Le projet du Gouvernement concernant la création d’une université à Luxembourg a fait l’objet d’un premier échange de vues entre le Gouvernement et les représentants de la FEDIL. De l’avis de M. Marc SOLVI, Administrateur FEDIL, toute décision en la matière devrait obéir aux trois principes suivants :

  • le principe de prudence qui veut que le projet doive être mis en œuvre par étapes successives, selon des priorités à définir en fonction de l’utilité économique et que son financement doive être assuré à long terme ;


  • le principe de qualité qui veut que le couple enseignement-recherche, qui caractérise la formation universitaire de 3e cycle, doive atteindre un niveau d’excellence et faire l’objet d’une évaluation régulière permettant de juger de la qualité des résultats par rapport aux moyens mis en œuvre ;


  • le principe d’une « orientation internationale », qui impose aux facultés de la future université du Luxembourg de collaborer avec des instituts universitaires de renommée internationale, tant en matière de formation qu’en matière de recherche.

Mme Erna HENNICOT-SCHOEPGES, Ministre de l’Enseignement Supérieur et de la Recherche, a remercié la FEDIL pour sa contribution constructive au débat sur la création d’une université à Luxembourg et a souligné que son ministère aimerait approfondir avec la FEDIL notamment les questions relatives à l’enseignement technique supérieur et à la mise en place d’une faculté des sciences appliquées.

Technologies de l’information et de la communication

Les nouvelles technologies de l’information et de la communication (NTIC) et leur importance pour le développement futur de l’économie luxembourgeoise ont constitué un dernier sujet de discussion entre Gouvernement et FEDIL. M. Yves ELSEN, Administrateur FEDIL, a attiré l’attention du Gouvernement sur les obstacles de nature législative et administrative qui freinent le développement des infrastructures de télécommunication au Luxembourg ainsi que sur le retard accumulé dans la mise en œuvre du projet ‘eGovernment’.
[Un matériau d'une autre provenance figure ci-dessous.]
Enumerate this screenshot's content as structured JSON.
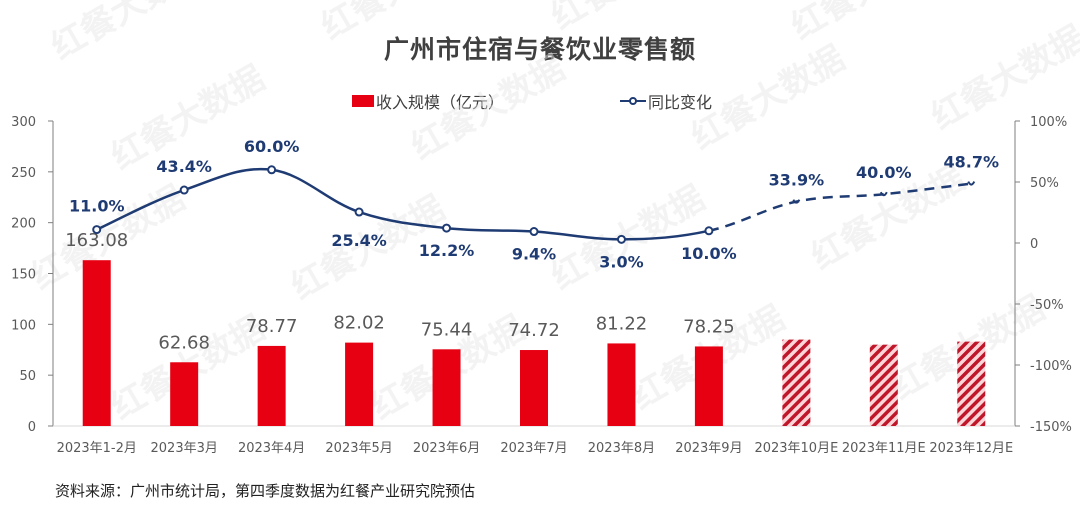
{
  "title": "广州市住宿与餐饮业零售额",
  "legend": {
    "bar_label": "收入规模（亿元）",
    "line_label": "同比变化"
  },
  "source": "资料来源：广州市统计局，第四季度数据为红餐产业研究院预估",
  "watermark": "红餐大数据",
  "colors": {
    "bar": "#e60012",
    "bar_estimate_stripe": "#c0162a",
    "bar_estimate_bg": "#fbd5d8",
    "line": "#1f3b73",
    "axis": "#7f7f7f",
    "text": "#595959"
  },
  "chart_data": {
    "type": "bar+line",
    "title": "广州市住宿与餐饮业零售额",
    "categories": [
      "2023年1-2月",
      "2023年3月",
      "2023年4月",
      "2023年5月",
      "2023年6月",
      "2023年7月",
      "2023年8月",
      "2023年9月",
      "2023年10月E",
      "2023年11月E",
      "2023年12月E"
    ],
    "series": [
      {
        "name": "收入规模（亿元）",
        "type": "bar",
        "axis": "left",
        "values": [
          163.08,
          62.68,
          78.77,
          82.02,
          75.44,
          74.72,
          81.22,
          78.25,
          85,
          80,
          83
        ],
        "labels": [
          "163.08",
          "62.68",
          "78.77",
          "82.02",
          "75.44",
          "74.72",
          "81.22",
          "78.25",
          "",
          "",
          ""
        ],
        "estimated": [
          false,
          false,
          false,
          false,
          false,
          false,
          false,
          false,
          true,
          true,
          true
        ]
      },
      {
        "name": "同比变化",
        "type": "line",
        "axis": "right",
        "values": [
          11.0,
          43.4,
          60.0,
          25.4,
          12.2,
          9.4,
          3.0,
          10.0,
          33.9,
          40.0,
          48.7
        ],
        "labels": [
          "11.0%",
          "43.4%",
          "60.0%",
          "25.4%",
          "12.2%",
          "9.4%",
          "3.0%",
          "10.0%",
          "33.9%",
          "40.0%",
          "48.7%"
        ],
        "estimated": [
          false,
          false,
          false,
          false,
          false,
          false,
          false,
          false,
          true,
          true,
          true
        ]
      }
    ],
    "left_axis": {
      "ylim": [
        0,
        300
      ],
      "ticks": [
        "0",
        "50",
        "100",
        "150",
        "200",
        "250",
        "300"
      ]
    },
    "right_axis": {
      "ylim": [
        -150,
        100
      ],
      "ticks": [
        "-150%",
        "-100%",
        "-50%",
        "0",
        "50%",
        "100%"
      ]
    },
    "xlabel": "",
    "ylabel": "",
    "legend_position": "top",
    "grid": false
  }
}
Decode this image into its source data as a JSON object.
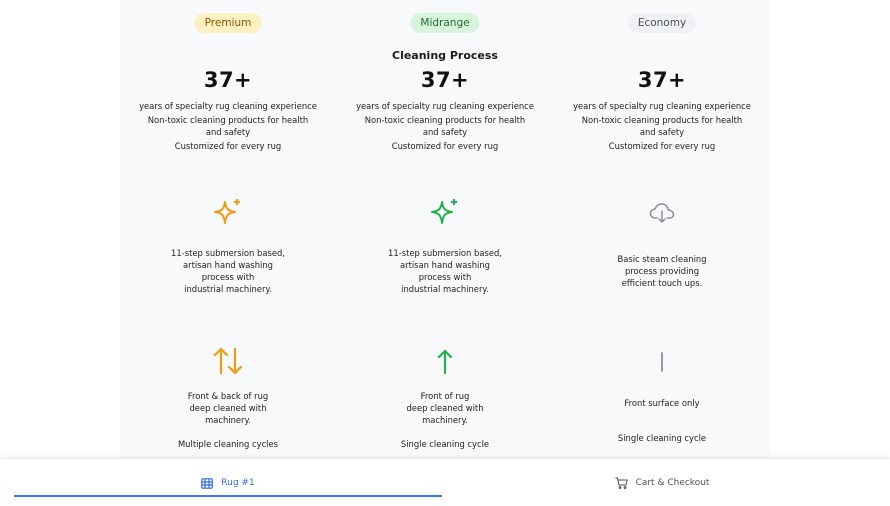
{
  "tiers": [
    {
      "badge": "Premium",
      "stat": "37+",
      "features": [
        "years of specialty rug cleaning experience",
        "Non-toxic cleaning products for health and safety",
        "Customized for every rug"
      ],
      "process_icon": "sparkles-icon",
      "process_color": "#f29a12",
      "process_desc": [
        "11-step submersion based,",
        "artisan hand washing",
        "process with",
        "industrial machinery."
      ],
      "surface_icon": "arrows-up-down-icon",
      "surface_desc": [
        "Front & back of rug",
        "deep cleaned with",
        "machinery."
      ],
      "cycles": "Multiple cleaning cycles"
    },
    {
      "badge": "Midrange",
      "stat": "37+",
      "features": [
        "years of specialty rug cleaning experience",
        "Non-toxic cleaning products for health and safety",
        "Customized for every rug"
      ],
      "process_icon": "sparkles-icon",
      "process_color": "#22b14c",
      "process_desc": [
        "11-step submersion based,",
        "artisan hand washing",
        "process with",
        "industrial machinery."
      ],
      "surface_icon": "arrow-up-icon",
      "surface_desc": [
        "Front of rug",
        "deep cleaned with",
        "machinery."
      ],
      "cycles": "Single cleaning cycle"
    },
    {
      "badge": "Economy",
      "stat": "37+",
      "features": [
        "years of specialty rug cleaning experience",
        "Non-toxic cleaning products for health and safety",
        "Customized for every rug"
      ],
      "process_icon": "cloud-download-icon",
      "process_color": "#8b8f95",
      "process_desc": [
        "Basic steam cleaning",
        "process providing",
        "efficient touch ups."
      ],
      "surface_icon": "vertical-line-icon",
      "surface_desc": [
        "Front surface only"
      ],
      "cycles": "Single cleaning cycle"
    }
  ],
  "section_title": "Cleaning Process",
  "footer": {
    "rug_tab": "Rug #1",
    "rug_tab_icon": "grid-list-icon",
    "cart_tab": "Cart & Checkout",
    "cart_tab_icon": "cart-icon",
    "accent": "#2e6be6"
  }
}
Tout en reconnaissant les progrès réalisés par le Gouvernement sur les différents chantiers du programme eLuxembourg, la FEDIL a offert d’approfondir la collaboration avec les ministères compétents en la matière.

En guise de conclusion, M. Jean-Claude JUNCKER, Président du Gouvernement, a souligné la nécessité de concilier les objectifs de la politique gouvernementale avec la nécessité du maintien de la compétitivité internationale de nos entreprises et, dans ce contexte, l’importance de poursuivre sur une base régulière le dialogue avec les organisations patronales les plus représentatives.